Pasta con sugo genovese

Ingredienti

  • 400 g di pasta (l'ideale sono gli ziti lunghi da spezzare, io ho utilizzato quelli già tagliati)
  • 1 kg di manzo a scelta tra magatello, girello, scamone, reale tagliato a cubotti 5 x 5 cm circa
  • 1,2 kg di cipolle dorate tagliate a fette (io uso il robot da cucina con la modalità "affetta")
  • 1 carota, un pezzo di sedano, 1 cipolla piccola tutto tagliato a cubetti
  • olio extravergine di oliva q.b.
  • 100 g di prosciutto crudo oppure di pancetta
  • 1/2 bicchiere di vino bianco secco
  • 1 cucchiaio di concentrato di pomodoro (4-5 pomodorini in alternativa)
  • 1 foglia di alloro
  • sale e pepe
  • parmigiano grattugiato q.b.

Gli ziti spezzati con la genovese sono un piatto della domenica per le famiglie napoletane, questo perchè si tratta di un sugo sì semplice, ma che va accudito, niente di elaborato, si tratta di girarlo ogni tanto durante la sua cottura che però impiega 3-4 ore.

Procedimento:

in un tegame dai bordi alti a fiamma vivace versare l’olio ed aggiungere il prosciutto a dadini, far rosolare per un minuto ed aggiungere la carne facendola rosolare molto bene su tutti i lati, aggiungere il soffritto di sedano, carota e cipolla e rosolare anch’esso, versare il vino e farlo sfumare, aggiungere il concentrato di pomodoro e mescolare, quindi aggiungere le cipolle, l’alloro, il sale ed il pepe, mescolare, abbassare la fiamma al minimo e mettere il coperchio.

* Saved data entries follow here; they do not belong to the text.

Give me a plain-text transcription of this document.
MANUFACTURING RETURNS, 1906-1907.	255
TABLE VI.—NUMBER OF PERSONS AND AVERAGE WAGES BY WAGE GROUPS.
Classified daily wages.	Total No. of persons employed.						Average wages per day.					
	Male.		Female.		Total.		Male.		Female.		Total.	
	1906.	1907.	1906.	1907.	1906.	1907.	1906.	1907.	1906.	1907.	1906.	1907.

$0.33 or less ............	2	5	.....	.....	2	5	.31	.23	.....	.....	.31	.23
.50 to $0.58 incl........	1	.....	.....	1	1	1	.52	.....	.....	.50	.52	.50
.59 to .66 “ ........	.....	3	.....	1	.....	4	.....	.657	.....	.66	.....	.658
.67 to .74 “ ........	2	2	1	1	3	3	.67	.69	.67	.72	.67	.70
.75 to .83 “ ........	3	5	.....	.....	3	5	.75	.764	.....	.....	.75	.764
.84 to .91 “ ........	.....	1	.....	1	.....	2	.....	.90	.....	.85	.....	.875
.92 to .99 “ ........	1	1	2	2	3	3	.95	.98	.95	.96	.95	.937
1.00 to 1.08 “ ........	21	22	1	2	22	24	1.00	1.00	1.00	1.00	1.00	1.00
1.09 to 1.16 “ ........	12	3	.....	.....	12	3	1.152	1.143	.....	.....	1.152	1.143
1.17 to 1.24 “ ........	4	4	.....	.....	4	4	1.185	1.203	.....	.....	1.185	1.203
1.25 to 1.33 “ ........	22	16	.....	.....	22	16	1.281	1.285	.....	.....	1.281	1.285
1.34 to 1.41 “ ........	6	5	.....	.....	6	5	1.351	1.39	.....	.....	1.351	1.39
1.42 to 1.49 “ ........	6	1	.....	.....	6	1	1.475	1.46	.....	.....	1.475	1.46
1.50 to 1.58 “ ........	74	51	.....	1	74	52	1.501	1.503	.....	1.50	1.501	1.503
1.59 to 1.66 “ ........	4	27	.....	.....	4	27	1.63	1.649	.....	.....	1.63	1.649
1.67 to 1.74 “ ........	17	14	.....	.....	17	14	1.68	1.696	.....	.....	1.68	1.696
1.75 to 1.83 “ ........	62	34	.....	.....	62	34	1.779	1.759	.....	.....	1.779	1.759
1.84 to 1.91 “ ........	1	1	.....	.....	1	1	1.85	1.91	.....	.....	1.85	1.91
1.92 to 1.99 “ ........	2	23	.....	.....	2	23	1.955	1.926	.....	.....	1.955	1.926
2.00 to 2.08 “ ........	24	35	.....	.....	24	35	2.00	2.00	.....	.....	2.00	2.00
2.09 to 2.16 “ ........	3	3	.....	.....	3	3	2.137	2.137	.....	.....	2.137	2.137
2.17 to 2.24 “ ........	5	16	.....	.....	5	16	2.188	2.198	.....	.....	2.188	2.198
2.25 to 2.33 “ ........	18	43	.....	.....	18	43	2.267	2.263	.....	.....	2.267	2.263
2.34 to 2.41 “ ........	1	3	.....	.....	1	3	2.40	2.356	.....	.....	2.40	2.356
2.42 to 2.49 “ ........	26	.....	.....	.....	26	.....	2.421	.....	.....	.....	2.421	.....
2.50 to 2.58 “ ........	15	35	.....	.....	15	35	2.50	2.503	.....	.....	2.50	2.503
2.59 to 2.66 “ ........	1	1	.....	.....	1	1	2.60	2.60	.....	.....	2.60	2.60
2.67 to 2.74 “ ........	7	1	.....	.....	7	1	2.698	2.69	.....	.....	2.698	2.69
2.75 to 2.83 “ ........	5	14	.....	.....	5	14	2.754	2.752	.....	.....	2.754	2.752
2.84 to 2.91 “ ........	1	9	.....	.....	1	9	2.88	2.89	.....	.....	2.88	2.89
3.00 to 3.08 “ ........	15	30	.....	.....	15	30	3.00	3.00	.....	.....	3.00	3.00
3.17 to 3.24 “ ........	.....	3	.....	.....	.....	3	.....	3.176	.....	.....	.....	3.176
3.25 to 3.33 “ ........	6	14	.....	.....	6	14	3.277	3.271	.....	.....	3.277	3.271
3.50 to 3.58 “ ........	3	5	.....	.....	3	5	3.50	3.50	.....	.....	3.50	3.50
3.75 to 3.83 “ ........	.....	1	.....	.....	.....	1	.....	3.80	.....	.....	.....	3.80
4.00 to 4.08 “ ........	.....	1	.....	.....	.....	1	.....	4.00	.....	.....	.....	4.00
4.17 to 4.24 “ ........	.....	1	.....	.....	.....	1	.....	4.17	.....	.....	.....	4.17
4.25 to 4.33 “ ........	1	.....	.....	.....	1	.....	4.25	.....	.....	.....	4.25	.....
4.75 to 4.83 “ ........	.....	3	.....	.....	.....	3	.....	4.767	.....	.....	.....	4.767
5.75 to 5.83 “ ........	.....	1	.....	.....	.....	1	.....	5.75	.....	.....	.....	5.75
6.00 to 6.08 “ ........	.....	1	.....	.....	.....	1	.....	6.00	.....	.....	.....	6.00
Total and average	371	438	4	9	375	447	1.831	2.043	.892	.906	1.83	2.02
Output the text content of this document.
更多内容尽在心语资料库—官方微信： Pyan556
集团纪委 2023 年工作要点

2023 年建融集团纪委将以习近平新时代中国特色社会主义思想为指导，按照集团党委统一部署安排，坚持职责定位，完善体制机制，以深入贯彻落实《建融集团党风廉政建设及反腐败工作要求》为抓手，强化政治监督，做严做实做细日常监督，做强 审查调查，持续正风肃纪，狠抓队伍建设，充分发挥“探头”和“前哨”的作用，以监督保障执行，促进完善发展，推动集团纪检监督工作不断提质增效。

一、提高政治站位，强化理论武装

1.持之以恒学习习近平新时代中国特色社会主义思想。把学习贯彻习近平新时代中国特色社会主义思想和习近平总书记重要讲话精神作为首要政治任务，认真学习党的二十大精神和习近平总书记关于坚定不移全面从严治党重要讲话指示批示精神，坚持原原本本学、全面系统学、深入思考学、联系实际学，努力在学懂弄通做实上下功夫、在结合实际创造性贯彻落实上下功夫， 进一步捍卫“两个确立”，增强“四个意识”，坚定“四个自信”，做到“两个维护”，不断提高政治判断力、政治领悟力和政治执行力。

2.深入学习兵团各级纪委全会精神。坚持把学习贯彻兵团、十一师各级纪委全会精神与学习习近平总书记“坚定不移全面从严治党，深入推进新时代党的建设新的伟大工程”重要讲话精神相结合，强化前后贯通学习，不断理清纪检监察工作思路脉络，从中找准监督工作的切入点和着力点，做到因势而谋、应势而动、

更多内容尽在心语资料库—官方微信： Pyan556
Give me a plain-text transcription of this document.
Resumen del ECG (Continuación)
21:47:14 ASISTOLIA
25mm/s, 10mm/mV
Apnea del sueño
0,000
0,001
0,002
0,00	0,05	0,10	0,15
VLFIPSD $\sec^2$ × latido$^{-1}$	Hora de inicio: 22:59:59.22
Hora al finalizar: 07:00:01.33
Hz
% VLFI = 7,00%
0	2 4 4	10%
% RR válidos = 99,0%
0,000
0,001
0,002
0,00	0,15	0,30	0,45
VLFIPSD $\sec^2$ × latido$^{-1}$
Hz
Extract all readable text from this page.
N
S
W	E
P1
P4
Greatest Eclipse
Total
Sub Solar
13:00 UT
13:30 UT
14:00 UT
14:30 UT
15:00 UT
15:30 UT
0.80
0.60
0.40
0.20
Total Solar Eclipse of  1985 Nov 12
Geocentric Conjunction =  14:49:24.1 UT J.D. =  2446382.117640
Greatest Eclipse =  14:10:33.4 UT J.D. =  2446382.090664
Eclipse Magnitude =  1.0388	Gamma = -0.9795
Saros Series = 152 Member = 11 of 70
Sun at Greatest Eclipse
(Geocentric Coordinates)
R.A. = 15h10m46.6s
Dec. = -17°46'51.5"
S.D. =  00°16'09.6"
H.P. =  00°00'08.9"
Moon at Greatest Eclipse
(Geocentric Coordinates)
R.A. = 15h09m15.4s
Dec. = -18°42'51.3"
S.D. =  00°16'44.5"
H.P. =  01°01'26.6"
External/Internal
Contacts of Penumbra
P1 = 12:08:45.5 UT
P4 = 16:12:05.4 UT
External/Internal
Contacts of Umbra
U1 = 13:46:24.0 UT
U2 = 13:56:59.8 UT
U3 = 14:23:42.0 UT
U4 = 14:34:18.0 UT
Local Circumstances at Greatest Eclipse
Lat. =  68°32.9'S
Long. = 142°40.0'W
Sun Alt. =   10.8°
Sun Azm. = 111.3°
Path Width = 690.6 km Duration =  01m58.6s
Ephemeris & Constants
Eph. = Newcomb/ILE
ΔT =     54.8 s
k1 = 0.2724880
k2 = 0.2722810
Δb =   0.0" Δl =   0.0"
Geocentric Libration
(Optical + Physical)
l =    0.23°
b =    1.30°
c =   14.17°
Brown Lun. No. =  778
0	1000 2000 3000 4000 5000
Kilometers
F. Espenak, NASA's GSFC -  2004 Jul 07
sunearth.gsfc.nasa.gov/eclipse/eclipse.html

Ogni 30 minuti circa mescolare tutto e dopo un paio di ore continuare la cottura senza coperchio in modo da far asciugare il sugo.

Quando il sugo è pronto trasferire in una saltapasta quasi tutta la cipolla e 2-3 pezzi di carne ormai morbida da sfilacciare (la restante carne verrà servita come secondo piatto accompagnata dalla cipolla messa da parte). Lessare gli ziti in abbondante acqua salata, trasferirli nella saltapasta e se occorre aggiungere un po’ di acqua di cottura della pasta, saltare la pasta, spegnere la fiamma ed aggiungere il parmigiano grattugiato, saltare ancora, distribuire nei piatti e servire con un altro po’ di parmigiano.